Current guidance on new school builds – the Building Bulletin 100 document – states that all new schools, with the exception of a few low-risk schools, should have sprinklers fitted.

However, since 2010, only 35 per cent of new schools have been fitted with sprinklers.

The National Union of Teachers (NUT), Fire Brigades Union (FBU) and Association of Teachers and Lecturers (ATL) have written to education secretary Justine Greening raising the issue.

The letter also seeks confirmation that the government is to abandon its plans to allow new schools to be built without sprinkler systems.

The DfE had been proposing to revise the Building Bulletin to remove the expectation that sprinklers be installed. However,

The Observer reported last month that the plan is being quietly dropped.

The draft guidance has been removed from the Department for Education (DfE) website as government departments were reportedly told to look again at fire safety in the aftermath of the Grenfell Tower tragedy.

The draft guidance had included a statement that sprinklers were not required to “achieve a reasonable standard of life safety” and that there would be “no expectation” that most new school buildings should have them.

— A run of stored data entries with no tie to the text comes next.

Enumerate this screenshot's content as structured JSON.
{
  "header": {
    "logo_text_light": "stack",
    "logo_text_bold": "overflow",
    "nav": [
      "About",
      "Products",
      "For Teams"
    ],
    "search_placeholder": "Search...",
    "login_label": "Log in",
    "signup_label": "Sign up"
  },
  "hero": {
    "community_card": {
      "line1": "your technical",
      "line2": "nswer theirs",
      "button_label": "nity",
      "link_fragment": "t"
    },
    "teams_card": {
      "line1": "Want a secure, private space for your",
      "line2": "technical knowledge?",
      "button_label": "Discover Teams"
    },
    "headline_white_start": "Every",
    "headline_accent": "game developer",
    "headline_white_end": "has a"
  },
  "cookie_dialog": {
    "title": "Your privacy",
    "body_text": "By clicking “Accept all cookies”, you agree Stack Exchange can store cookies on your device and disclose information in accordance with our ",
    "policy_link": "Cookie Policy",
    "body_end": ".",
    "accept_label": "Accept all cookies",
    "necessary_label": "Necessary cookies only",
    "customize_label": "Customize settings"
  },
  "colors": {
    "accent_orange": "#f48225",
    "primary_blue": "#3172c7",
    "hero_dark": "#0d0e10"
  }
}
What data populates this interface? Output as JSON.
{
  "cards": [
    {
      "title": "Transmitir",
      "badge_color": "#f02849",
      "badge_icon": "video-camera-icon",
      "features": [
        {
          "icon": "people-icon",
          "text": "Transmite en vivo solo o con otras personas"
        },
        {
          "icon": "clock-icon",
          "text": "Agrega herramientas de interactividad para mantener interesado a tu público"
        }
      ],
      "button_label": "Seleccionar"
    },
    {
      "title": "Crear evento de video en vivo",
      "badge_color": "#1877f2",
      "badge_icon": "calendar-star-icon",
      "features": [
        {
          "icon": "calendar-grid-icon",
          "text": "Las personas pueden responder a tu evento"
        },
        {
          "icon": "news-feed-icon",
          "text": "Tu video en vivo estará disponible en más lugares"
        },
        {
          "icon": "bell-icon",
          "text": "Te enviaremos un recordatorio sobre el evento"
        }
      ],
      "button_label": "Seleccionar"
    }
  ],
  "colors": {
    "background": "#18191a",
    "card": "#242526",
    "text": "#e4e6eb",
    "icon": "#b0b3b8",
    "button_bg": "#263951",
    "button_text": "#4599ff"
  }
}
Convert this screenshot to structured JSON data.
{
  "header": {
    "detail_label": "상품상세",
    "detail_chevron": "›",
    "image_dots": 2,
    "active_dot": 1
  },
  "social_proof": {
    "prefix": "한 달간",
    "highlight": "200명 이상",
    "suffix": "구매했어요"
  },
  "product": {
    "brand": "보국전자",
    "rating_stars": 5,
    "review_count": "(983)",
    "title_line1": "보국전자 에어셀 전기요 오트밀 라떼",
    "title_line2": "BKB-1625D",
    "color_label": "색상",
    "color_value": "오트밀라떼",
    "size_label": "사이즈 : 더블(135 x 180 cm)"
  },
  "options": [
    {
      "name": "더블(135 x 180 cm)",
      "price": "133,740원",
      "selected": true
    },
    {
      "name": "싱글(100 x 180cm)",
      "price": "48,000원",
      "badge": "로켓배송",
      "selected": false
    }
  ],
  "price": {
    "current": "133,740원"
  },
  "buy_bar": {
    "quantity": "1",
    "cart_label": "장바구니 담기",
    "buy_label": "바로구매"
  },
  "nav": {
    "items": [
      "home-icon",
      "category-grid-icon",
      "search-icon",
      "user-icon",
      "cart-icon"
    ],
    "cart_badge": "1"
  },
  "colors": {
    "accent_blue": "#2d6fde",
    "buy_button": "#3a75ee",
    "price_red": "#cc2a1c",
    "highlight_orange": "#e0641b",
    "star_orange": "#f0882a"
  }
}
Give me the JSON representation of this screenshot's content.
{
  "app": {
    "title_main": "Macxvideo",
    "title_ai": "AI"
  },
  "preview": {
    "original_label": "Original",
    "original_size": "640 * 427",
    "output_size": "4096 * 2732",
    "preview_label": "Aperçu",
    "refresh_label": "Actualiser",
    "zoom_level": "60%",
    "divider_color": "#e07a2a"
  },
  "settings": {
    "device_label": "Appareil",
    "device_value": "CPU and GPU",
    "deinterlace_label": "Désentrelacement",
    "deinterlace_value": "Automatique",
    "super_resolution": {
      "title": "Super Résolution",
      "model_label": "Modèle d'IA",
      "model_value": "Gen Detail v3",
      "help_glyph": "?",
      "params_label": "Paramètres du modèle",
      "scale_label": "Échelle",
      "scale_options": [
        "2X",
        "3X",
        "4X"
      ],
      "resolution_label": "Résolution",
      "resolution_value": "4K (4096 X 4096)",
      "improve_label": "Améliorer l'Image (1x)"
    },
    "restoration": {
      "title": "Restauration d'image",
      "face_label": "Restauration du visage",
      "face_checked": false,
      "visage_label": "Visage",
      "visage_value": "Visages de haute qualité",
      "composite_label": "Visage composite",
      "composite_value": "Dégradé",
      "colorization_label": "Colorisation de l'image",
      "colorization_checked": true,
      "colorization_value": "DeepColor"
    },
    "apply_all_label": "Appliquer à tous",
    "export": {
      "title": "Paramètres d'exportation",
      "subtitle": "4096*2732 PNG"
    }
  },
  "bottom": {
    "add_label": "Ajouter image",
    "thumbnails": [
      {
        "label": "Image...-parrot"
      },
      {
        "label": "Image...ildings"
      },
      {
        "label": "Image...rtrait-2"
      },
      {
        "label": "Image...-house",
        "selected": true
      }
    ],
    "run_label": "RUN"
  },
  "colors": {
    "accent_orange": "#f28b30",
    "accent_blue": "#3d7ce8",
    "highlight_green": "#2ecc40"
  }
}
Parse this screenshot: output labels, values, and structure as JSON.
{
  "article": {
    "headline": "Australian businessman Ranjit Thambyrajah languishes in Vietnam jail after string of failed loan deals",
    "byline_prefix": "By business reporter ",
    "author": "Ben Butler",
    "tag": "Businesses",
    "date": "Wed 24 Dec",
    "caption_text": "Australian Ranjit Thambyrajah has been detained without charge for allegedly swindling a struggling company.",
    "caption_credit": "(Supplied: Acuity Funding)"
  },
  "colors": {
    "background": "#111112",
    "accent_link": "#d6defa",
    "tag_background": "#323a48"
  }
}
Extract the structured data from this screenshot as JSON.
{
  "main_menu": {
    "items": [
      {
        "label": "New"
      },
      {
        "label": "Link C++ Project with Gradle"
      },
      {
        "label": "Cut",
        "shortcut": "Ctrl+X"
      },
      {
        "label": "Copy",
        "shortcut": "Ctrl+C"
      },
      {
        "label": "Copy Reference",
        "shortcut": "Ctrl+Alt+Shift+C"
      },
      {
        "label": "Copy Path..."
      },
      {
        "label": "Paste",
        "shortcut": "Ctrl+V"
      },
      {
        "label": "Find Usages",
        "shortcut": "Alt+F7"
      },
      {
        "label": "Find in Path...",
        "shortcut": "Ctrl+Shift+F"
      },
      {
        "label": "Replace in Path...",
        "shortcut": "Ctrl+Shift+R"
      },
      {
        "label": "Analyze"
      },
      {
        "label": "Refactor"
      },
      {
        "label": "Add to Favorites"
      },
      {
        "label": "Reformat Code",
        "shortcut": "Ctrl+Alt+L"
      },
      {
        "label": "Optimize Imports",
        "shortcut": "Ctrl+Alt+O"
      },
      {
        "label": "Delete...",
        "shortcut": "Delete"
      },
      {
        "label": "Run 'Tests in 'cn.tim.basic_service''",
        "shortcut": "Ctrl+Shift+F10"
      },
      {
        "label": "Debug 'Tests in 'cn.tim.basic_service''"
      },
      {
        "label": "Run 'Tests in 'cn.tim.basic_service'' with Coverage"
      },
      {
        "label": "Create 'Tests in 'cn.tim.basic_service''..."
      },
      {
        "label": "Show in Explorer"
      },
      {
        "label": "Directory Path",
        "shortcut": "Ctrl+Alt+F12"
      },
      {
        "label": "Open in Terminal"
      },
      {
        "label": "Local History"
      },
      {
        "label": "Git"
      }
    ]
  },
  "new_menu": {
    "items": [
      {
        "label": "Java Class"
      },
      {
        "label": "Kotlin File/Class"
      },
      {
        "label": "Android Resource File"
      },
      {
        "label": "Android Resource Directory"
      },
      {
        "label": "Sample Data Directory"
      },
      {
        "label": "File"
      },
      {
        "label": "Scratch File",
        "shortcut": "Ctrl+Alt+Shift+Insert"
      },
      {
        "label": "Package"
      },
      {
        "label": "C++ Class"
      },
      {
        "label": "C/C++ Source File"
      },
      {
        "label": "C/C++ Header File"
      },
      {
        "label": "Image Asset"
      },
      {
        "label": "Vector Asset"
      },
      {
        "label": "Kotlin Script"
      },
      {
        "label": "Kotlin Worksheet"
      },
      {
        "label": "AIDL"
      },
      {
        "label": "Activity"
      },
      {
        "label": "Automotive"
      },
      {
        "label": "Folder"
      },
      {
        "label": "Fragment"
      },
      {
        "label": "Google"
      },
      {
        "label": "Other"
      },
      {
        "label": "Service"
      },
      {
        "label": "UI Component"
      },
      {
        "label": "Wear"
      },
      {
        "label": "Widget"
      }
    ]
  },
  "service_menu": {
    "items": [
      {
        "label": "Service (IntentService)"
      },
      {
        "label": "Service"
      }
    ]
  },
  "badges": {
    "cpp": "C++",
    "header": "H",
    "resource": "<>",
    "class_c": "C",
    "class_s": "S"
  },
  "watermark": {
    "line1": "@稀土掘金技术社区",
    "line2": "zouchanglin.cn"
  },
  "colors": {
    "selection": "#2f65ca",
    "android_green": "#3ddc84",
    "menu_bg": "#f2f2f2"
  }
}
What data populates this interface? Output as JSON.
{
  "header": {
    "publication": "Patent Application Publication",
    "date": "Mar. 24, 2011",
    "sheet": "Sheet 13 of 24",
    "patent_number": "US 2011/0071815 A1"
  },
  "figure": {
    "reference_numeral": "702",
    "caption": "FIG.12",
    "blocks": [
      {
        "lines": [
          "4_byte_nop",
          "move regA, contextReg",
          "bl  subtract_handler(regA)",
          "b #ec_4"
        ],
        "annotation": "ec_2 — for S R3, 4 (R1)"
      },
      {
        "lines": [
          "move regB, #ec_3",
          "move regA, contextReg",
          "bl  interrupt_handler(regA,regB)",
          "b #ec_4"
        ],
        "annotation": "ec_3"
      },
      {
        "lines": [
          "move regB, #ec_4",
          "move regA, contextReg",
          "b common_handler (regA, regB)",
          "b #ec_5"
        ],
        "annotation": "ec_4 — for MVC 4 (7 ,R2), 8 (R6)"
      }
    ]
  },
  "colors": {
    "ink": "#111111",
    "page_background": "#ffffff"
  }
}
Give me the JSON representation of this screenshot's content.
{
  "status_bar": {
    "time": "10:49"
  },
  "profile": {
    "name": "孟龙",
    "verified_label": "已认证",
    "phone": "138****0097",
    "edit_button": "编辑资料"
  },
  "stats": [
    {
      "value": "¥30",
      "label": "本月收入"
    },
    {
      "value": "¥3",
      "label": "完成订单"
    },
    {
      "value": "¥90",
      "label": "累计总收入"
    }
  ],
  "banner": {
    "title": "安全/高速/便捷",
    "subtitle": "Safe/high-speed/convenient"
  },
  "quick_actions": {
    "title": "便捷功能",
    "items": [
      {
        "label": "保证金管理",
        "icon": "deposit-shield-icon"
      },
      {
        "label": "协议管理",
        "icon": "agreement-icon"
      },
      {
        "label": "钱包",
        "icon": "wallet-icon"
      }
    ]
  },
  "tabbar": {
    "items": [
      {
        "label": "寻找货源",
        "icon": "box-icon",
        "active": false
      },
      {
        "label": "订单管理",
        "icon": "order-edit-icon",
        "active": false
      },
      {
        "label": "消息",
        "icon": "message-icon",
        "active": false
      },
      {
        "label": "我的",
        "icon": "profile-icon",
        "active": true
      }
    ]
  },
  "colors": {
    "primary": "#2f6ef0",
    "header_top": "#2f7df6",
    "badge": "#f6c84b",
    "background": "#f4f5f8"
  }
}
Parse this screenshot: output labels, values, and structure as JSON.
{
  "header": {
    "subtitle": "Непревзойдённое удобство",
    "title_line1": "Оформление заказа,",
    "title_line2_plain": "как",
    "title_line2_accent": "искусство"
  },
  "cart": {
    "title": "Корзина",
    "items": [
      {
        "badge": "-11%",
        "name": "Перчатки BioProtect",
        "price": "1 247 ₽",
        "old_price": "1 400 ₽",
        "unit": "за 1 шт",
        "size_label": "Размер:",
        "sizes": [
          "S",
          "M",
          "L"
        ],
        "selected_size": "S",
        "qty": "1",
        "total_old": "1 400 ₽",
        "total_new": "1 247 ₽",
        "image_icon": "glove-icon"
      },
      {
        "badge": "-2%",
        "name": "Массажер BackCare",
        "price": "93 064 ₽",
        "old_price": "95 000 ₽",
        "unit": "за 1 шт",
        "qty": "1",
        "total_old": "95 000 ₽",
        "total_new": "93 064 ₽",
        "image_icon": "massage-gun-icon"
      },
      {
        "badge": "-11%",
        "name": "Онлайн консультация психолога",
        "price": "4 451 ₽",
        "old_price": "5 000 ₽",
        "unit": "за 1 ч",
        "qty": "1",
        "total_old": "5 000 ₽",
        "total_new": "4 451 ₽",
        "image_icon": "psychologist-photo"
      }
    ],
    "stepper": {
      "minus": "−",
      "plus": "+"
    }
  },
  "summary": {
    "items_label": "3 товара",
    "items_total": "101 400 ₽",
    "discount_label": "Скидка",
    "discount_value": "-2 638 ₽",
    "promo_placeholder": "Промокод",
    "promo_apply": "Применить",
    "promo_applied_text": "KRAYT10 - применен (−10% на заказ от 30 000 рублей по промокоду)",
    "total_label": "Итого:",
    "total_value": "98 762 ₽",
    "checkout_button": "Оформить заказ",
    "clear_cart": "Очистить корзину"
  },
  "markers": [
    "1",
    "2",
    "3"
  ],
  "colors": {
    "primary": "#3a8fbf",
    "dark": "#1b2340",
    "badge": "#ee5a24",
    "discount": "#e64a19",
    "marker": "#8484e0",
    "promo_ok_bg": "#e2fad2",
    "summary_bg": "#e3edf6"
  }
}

In a Parliamentary debate on the issue last year, schools minister Nick Gibb said that having sprinklers in new school buildings added between two and six per cent to the cost of construction.

The unions’ letter to Ms Greening seeks official confirmation that the revision is to be dropped. The letter states: “It was grossly irresponsible for any government to have brought forward such proposals in the first place. Without the appalling Grenfell Tower tragedy we consider it highly likely that the revised and watered-down Building Bulletin would have become the Department’s official advice, with potential dire consequences for health and safety in our schools.”

The letter adds: “You will be aware that even with the sprinkler ‘expectation’ in place, only 35 per cent of new schools were fitted with sprinklers between 2010 and 2016. This can be contrasted with 70 per cent between 2007 and 2010. Can you please explain why there was such a drop-off over these years?

“It seems likely that the change of government in 2010 led to the sprinkler ‘expectation’ being taken less seriously by those responsible for building schools, because of the desire to build new schools cheaply.”

In a press statement last week, the three unions said: “It is clear that current guidance is being ignored in the rush to build new schools as cheaply as possible.”

The unions’ letter is also seeking clarification over the use of flammable cladding in school builds. The current Building Bulletin guidance discourages its use and the unions are now using Freedom of Information requests to uncover information on how many schools have been fitted with such cladding.